I think that it is going to take even stronger restrictions than your suggested 87.5% and 8 year declining ROI plan to make this trend turn around. Much like my IRA’s if I take from the pool before my time, I forefit not only the interest that I have accrued but also need to pay the tax penalty on top of it. Safe to say that what ever money I put in has done no work for me, only for the government. Maybe with teeth like that, Wall Street would stop their flipping behavior because it wouldn’t make sense to invest in something for the long term because the short term penalties would make their investment a zero sum game. That seems to be all that they understand.
Believe me when I say that I could go on for days. I have spent many years making Lean /Six Sigma generate great money, savings and quality product for many companies to the benefit of their customers only to watch all that hard work get tanked because of greedy investors who choose to rape and pillage the retirement funds, assets and whatever other cash and operating assets that a company may have only to leave them riddled with debt and ultimately targets of bankruptcy. And who loses here, the employees who get laid off, the local economy that loses local tax revenue and economic vitality and the last investor who got left holding the bag. Sounds like positive fiscal policy to me (not).

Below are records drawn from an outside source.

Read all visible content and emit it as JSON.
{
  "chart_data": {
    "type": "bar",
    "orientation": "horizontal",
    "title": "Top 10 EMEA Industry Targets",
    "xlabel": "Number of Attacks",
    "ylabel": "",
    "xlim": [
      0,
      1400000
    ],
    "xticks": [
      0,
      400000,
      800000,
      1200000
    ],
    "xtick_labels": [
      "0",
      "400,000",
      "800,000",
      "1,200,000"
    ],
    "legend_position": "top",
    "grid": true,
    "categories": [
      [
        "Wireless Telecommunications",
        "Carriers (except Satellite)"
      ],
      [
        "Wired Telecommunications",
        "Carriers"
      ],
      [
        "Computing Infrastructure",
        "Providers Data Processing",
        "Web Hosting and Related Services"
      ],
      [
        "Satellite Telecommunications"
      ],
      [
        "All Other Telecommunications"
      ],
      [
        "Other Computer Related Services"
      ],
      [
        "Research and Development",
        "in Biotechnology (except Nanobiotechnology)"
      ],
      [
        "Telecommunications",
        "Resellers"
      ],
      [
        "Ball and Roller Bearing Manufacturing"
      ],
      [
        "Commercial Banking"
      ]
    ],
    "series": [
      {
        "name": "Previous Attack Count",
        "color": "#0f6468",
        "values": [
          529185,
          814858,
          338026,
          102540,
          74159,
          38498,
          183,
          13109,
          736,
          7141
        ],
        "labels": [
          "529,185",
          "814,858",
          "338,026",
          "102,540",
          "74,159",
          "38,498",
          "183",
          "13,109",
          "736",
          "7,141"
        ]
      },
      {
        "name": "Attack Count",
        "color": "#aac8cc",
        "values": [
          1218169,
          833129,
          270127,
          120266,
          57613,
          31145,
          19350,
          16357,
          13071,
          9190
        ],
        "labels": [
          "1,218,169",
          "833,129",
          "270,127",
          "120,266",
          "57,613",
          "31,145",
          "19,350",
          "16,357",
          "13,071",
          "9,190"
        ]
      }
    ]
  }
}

This isn’t what I learned in B school in terms of “business adminstration” with my background in finance. I learned how to make companies strong, vibrant and profitable, not how to rape, pillage and steal. Harvard should be ashamed of what it has created and consider what it needs to do to become a leader in building the strength of our nation back to what it should be instead of just being a global player in the world of finance and letting the rest of the world improve its quality of life at our expense. Maybe if those Harvard types experienced some of the “real world” lives of folks like the people portrayed on “Undercover Boss” they may actually “see” what is real and not manage their companies by the numbers, but more importantly by how their companies contribute to society as a whole. If managed this way, the profits will come and shareholders will realize value. Value is not only measured in dollars but in many other ways.
Wayne Furniss says
Great article. I’m curious – have you done any studies regarding the background and prior experience of these Harvard MBAs? Having worked in various U.S. industries for over 25 years, I’ve dealt with a number of MBA’s. I’ve been fairly impressed by most of them; however, those whose undergraduate majors were not as demanding and went straight from getting their bachelor degree to their MBA seem to lack “real life” business management and people skills. Those who obtained a technical degree such as engineering, worked for several years in industry and then went back for their MBA tend to have this real life approach to the business and the people who are affected by their decisions.
Bill Waddell says
The majority of them went from undergrad straight to grad school; or from undergrad to investment banking then grad school then back to investment banking. None that I found had ever worked in the industries they raided – or on any other productive capacity, for that matter. A number of them worked for Bain Capital – Mitt Romney’s old outfit – before hooking up with THL. It seems to be a sort of minor league farm team for the big time crooks.